Amy’s hiring needs run the gamut, from general manufacturing and agriculture positions, to construction labor and restaurant staffing, among other positions, said Cindy Gillespie, vice president of human resources.
The company searches for job candidates in the typical fashion — staffing agencies, recruiting platforms, its own website, social media and job fairs — while simultaneously recognizing it’s up against the same deterrents as its competitors.
“One of the biggest challenges we face when recruiting new talent is housing accessibility,” Gillespie said. “Because of this, we have really focused our search on finding local talent throughout the Bay Area.”
The company looks inward, as well.
“We also feel our employees are good sources for candidates; great people know great people,” Gillespie said. “We pay our team members a $500 referral bonus for new hires that are employed with us for at least 90 days.”
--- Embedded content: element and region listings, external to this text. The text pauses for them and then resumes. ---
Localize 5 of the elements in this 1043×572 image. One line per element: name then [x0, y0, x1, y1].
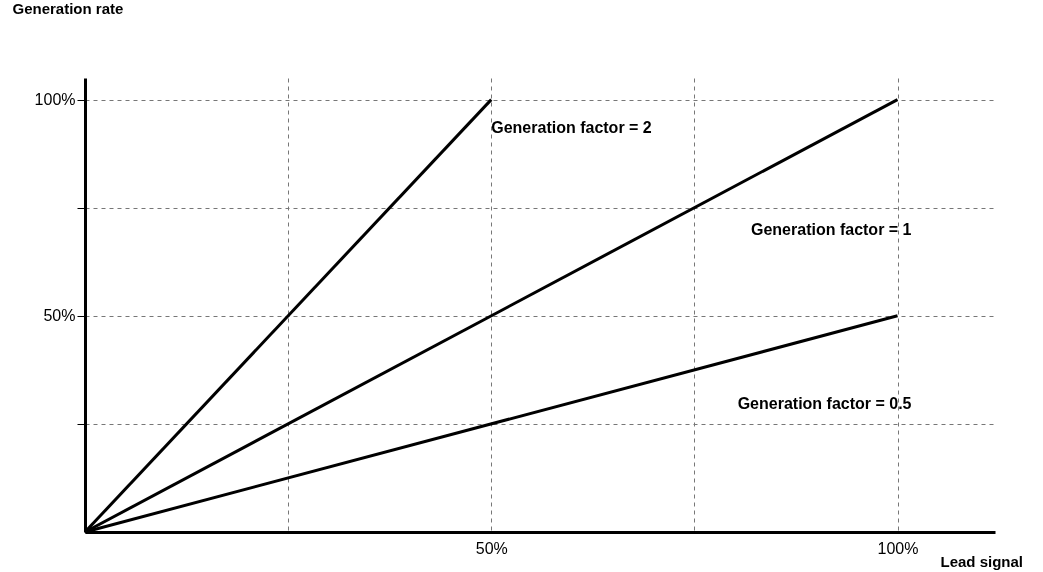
y-axis-title: Generation rate	[12, 0, 124, 17]
series-label: Generation factor = 2	[491, 118, 652, 136]
text: Generation factor = 0.5	[737, 394, 912, 412]
text: Generation factor = 1	[751, 220, 912, 238]
x-axis-title: Lead signal	[940, 552, 1024, 570]
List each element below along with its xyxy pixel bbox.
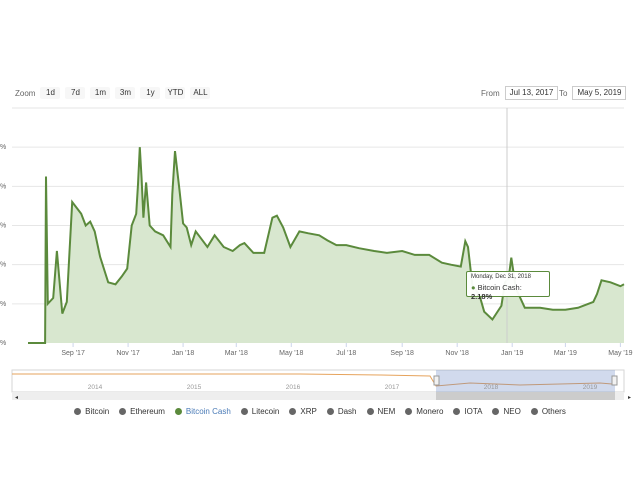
y-tick-label: % xyxy=(0,262,6,269)
navigator-year-label: 2017 xyxy=(385,384,400,391)
navigator[interactable]: 2014 2015 2016 2017 2018 2019 xyxy=(11,369,625,393)
legend-dot-icon xyxy=(74,408,82,415)
scroll-right-icon[interactable]: ▸ xyxy=(628,395,631,401)
x-tick-label: Mar '19 xyxy=(554,350,577,357)
zoom-ytd-button[interactable]: YTD xyxy=(165,87,186,99)
x-tick-label: May '19 xyxy=(608,350,632,357)
x-tick-label: Jan '18 xyxy=(172,350,194,357)
navigator-year-label: 2014 xyxy=(88,384,103,391)
navigator-year-label: 2018 xyxy=(484,384,499,391)
legend-dot-icon xyxy=(405,408,413,415)
legend-dot-icon xyxy=(366,408,374,415)
zoom-1y-button[interactable]: 1y xyxy=(140,87,161,99)
zoom-1m-button[interactable]: 1m xyxy=(90,87,111,99)
legend-dot-icon xyxy=(119,408,127,415)
legend-label: Dash xyxy=(337,407,357,416)
tooltip-date: Monday, Dec 31, 2018 xyxy=(471,274,531,280)
zoom-all-button[interactable]: ALL xyxy=(190,87,211,99)
legend-item[interactable]: Monero xyxy=(405,407,443,416)
x-tick-label: Sep '17 xyxy=(61,350,85,357)
series-line-bitcoin-cash[interactable] xyxy=(28,147,625,344)
to-label: To xyxy=(559,88,568,98)
x-tick-label: Nov '18 xyxy=(445,350,469,357)
range-to: To May 5, 2019 xyxy=(559,86,627,100)
from-label: From xyxy=(481,88,500,98)
legend-dot-icon xyxy=(492,408,500,415)
legend-label: Ethereum xyxy=(130,407,165,416)
legend-item[interactable]: Ethereum xyxy=(119,407,165,416)
navigator-year-label: 2015 xyxy=(187,384,202,391)
zoom-3m-button[interactable]: 3m xyxy=(115,87,136,99)
legend-label: Others xyxy=(541,407,566,416)
legend-dot-icon xyxy=(326,408,334,415)
x-tick-label: Jul '18 xyxy=(336,350,356,357)
navigator-handle-right[interactable] xyxy=(611,375,618,386)
x-tick-label: Nov '17 xyxy=(116,350,140,357)
legend-dot-icon xyxy=(530,408,538,415)
legend: Bitcoin Ethereum Bitcoin Cash Litecoin XRP Da… xyxy=(0,407,640,416)
navigator-handle-left[interactable] xyxy=(433,375,440,386)
zoom-1d-button[interactable]: 1d xyxy=(40,87,61,99)
legend-item[interactable]: NEM xyxy=(366,407,396,416)
tooltip-series: Bitcoin Cash xyxy=(477,283,520,292)
scrollbar[interactable]: ◂ ▸ xyxy=(12,392,631,401)
scrollbar-thumb[interactable] xyxy=(436,392,615,400)
to-date-input[interactable]: May 5, 2019 xyxy=(572,86,627,100)
x-tick-label: May '18 xyxy=(279,350,303,357)
from-date-input[interactable]: Jul 13, 2017 xyxy=(504,86,559,100)
legend-label: XRP xyxy=(300,407,317,416)
legend-item[interactable]: XRP xyxy=(289,407,317,416)
y-tick-label: % xyxy=(0,144,6,151)
tooltip-dot-icon: ● xyxy=(471,283,476,292)
navigator-year-label: 2016 xyxy=(286,384,301,391)
y-tick-label: % xyxy=(0,183,6,190)
legend-item[interactable]: NEO xyxy=(492,407,521,416)
legend-dot-icon xyxy=(240,408,248,415)
legend-item[interactable]: Dash xyxy=(326,407,357,416)
series-area-bitcoin-cash xyxy=(28,147,624,343)
x-tick-label: Sep '18 xyxy=(390,350,414,357)
y-tick-label: % xyxy=(0,340,6,347)
legend-dot-icon xyxy=(289,408,297,415)
scroll-left-icon[interactable]: ◂ xyxy=(15,395,18,401)
legend-label: Bitcoin xyxy=(85,407,110,416)
legend-dot-icon xyxy=(453,408,461,415)
legend-label: Monero xyxy=(416,407,444,416)
legend-item[interactable]: Others xyxy=(530,407,566,416)
legend-label: NEO xyxy=(503,407,521,416)
y-tick-label: % xyxy=(0,223,6,230)
legend-label: Litecoin xyxy=(251,407,280,416)
legend-label: Bitcoin Cash xyxy=(185,407,231,416)
navigator-mask[interactable] xyxy=(436,370,615,392)
tooltip-row: ● Bitcoin Cash: 2.18% xyxy=(471,283,522,301)
navigator-year-label: 2019 xyxy=(583,384,598,391)
tooltip: Monday, Dec 31, 2018 ● Bitcoin Cash: 2.1… xyxy=(466,271,550,301)
navigator-series xyxy=(12,373,613,387)
zoom-label: Zoom xyxy=(15,88,36,98)
legend-label: IOTA xyxy=(464,407,483,416)
zoom-7d-button[interactable]: 7d xyxy=(65,87,86,99)
x-tick-label: Jan '19 xyxy=(501,350,523,357)
legend-item[interactable]: Litecoin xyxy=(240,407,280,416)
legend-item[interactable]: IOTA xyxy=(453,407,482,416)
legend-item[interactable]: Bitcoin Cash xyxy=(174,407,231,416)
range-from: From Jul 13, 2017 xyxy=(481,86,559,100)
x-tick-label: Mar '18 xyxy=(225,350,248,357)
legend-dot-icon xyxy=(174,408,182,415)
tooltip-value: 2.18% xyxy=(471,292,493,301)
legend-item[interactable]: Bitcoin xyxy=(74,407,109,416)
zoom-bar: Zoom 1d 7d 1m 3m 1y YTD ALL xyxy=(15,86,215,100)
y-tick-label: % xyxy=(0,301,6,308)
x-axis: Sep '17 Nov '17 Jan '18 Mar '18 May '18 Jul '… xyxy=(61,343,633,357)
legend-label: NEM xyxy=(377,407,396,416)
y-axis: %%%%%% xyxy=(0,144,6,347)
Another recruiting solution, albeit short term, is to entice people not currently in the workforce to come back, said Robert Eyler, Ph.D., dean of the School of Extended and International Education at Sonoma State University.
“In many cases, these ‘new’ workers will fill low-skilled jobs, where wages have increased enough to draw (them) back to the labor force and provide employers more choice,” Eyler said.
Longer term, he said, work must be done to expand housing inventory and affordability. As of July, the average cost of a home in Napa was $661,100, compared with the national average of $218,000, according to real estate company Zillow Group’s market data. And the loss of more than 6,000 homes in October’s wildfires has likely contributed to higher prices both in Napa and Sonoma counties, according to The Press Democrat.
Some businesses, however, can work around the housing constraint.
For example, Serres Corporation, a general engineering contractor in Sonoma Valley with farming and ranching operations, houses its field workers, according to Taylor Serres, who oversees the agricultural division of the fifth-generation family business.
“Because it’s so competitive out there, the only way you can keep employees is by providing them housing,” Taylor Serres said, adding that all living expenses other than groceries are also provided. That includes electric and utility bills, not yet the norm for the industry, but moving in that direction, she said. “That’s the cherry on top.”